Local Roxborough Group Helps Toads’ Yearly Migration

After managing the Toad Detour in Roxborough every spring for nine years, volunteers know why the toads cross the road, but it’s harder to predict when.

 

Last year, says Schuylkill Center for Environmental Education volunteer coordinator Claire Morgan, volunteers spotted one toad on March 1, which is the first day the group’s Philadelphia Police Department traffic-blocking permit is valid.  Then, a late snowstorm hit and the rest of the toads stayed put for a few more weeks.

 

But at the start of toad season, volunteers are ready to move when the amphibians do.

 

The original Toad Detour founder, Lisa Levinson, first noticed the problem in 2009. Driving along a road that borders the old Roxborough reservoir, she realized that passing cars were squashing hundreds of toads as they hopped toward the water. She organized a group who were the first to guard the roads bordering the reservoir. A few years later, the nearby Schuylkill Center for Environmental Education formally adopted the program, and this will be Morgan’s seventh year managing it.

 

“This is such a unique situation,” she says. There are other groups around the country and even around the world who help migrating toads cross the road, but these are usually rural efforts. This is a mass movement of animals inside Philadelphia’s city limits.

 

So why do the toads cross the road?

 

The toads (and some frog friends) spend the winter hibernating deep in the ground in the 340 acres of protected woods belonging to the Schuylkill Center, and adjacent land. Then, when the weather warms up in March, the toads wake up, dig their way out, and hop en mass to the abandoned reservoir, where they mate and lay their eggs before returning to the woods. (Go to help out yourself, and on a busy night, there are so many marching toads that the woods rustle.)

 

Their eggs hatch and their tadpoles grow. Then, in May or June, the second wave of the migration starts when the tiny toadlets (who could fit on your little fingernail) come out of the water, cross the road, and start life in the woods.

 

The toads do what they’re meant to: get to water to reproduce. They don’t realize a busy human roadway lies between them and their destination. There are plenty of reasons we should lend a hand. For many toad helpers, it’s hard not to love the determined little animals in their pebbled brown skins for their own sake, but they’re also an important part of the local ecosystem (one thing humans can be grateful for is the toads’ appetite for mosquitos). And as an expert at the Philadelphia Zoo told me last year in this story on animal conservation for Keystone Edge, amphibians perform a function that no other animal does. Their unique life cycle passes important nutrients between land and water ecosystems that could not arrive any other way.

 

During the two migrations, Toad Detour volunteers of all ages don reflective vests and set up signs and road barricades. Without handling the toads unnecessarily, their goal is to redirect cars between the high-traffic hours of 7 – 9pm, which is also when the toads like to move.

 

These citizen scientists carry clipboards to count the toads they spot, letting the Schuylkill Center track data year to year.

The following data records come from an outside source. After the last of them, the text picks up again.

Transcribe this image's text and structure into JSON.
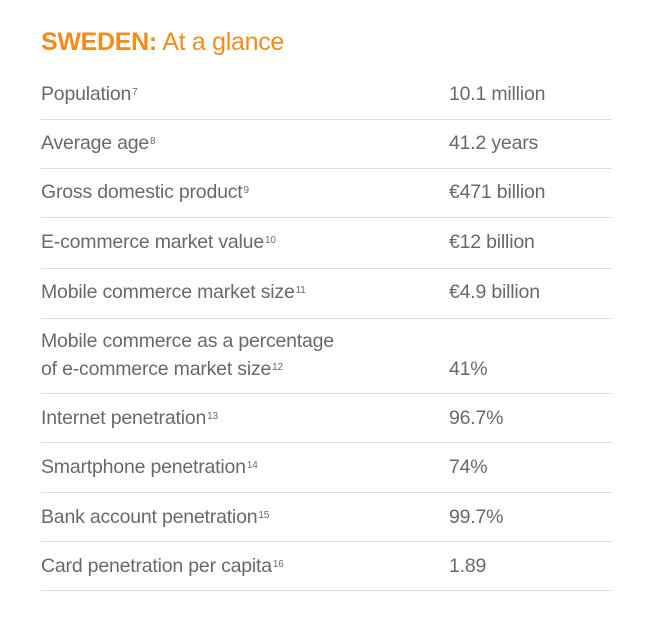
{
  "title": {
    "country": "SWEDEN:",
    "subtitle": " At a glance"
  },
  "accent_color": "#f28c1c",
  "rows": [
    {
      "label": "Population",
      "note": "7",
      "value": "10.1 million"
    },
    {
      "label": "Average age",
      "note": "8",
      "value": "41.2 years"
    },
    {
      "label": "Gross domestic product",
      "note": "9",
      "value": "€471 billion"
    },
    {
      "label": "E-commerce market value",
      "note": "10",
      "value": "€12 billion"
    },
    {
      "label": "Mobile commerce market size",
      "note": "11",
      "value": "€4.9 billion"
    },
    {
      "label": "Mobile commerce as a percentage",
      "label2": "of e-commerce market size",
      "note": "12",
      "value": "41%"
    },
    {
      "label": "Internet penetration",
      "note": "13",
      "value": "96.7%"
    },
    {
      "label": "Smartphone penetration",
      "note": "14",
      "value": "74%"
    },
    {
      "label": "Bank account penetration",
      "note": "15",
      "value": "99.7%"
    },
    {
      "label": "Card penetration per capita",
      "note": "16",
      "value": "1.89"
    }
  ]
}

It’s not an easy job, because damp weather is the toads’ favorite.  As long as there’s no lightning, volunteers work through the spring rain. The Schuylkill Center has an easy online portal to sign up, and volunteer organizers lead each evening’s detour (the Center is especially looking for volunteers able to fill this leadership role). The toads don’t move every night. Sometimes it’s too dry, or too cold. Volunteers wait and watch the weather before coming out.

 

Now that the Toad Detour is celebrating its 10th anniversary year, “We can document that we’ve crossed at least 12,000 adult toads,” Morgan says. The numbers vary by year. 2014 set the record, with 2,400 adult toads counted; last year, there were 700 (though Morgan notes that these are only the toads counted between 7 – 9pm; others may cross later after traffic dies down and the volunteers go home).

 

“And who knows how many toadlets,” Morgan adds. “They’re impossible to count.” Given that each female toad lays between 4,000 and 20,000 eggs, the babies could number in the millions.  

 

Girl Scout patch
Girl Scout patch

Last year, the Schuylkill Center launched a special program for local girl scouts, who attended a training session and then volunteered on three nights to earn a Toad Detour badge. That program continues this year, with training slated for April 17. Older kids help out too, with several Philly-area high schools volunteering for their community service.

And the drivers who have to go around for the sake of the toads? Some get annoyed, but as the years pass and awareness increases, locals adjust.

 

 

“In the last few years, there have been fewer angry people,” Morgan says. Instead of being angry at the barricade, people say, “‘Oh great, are the toads moving?’ And they go around the block.”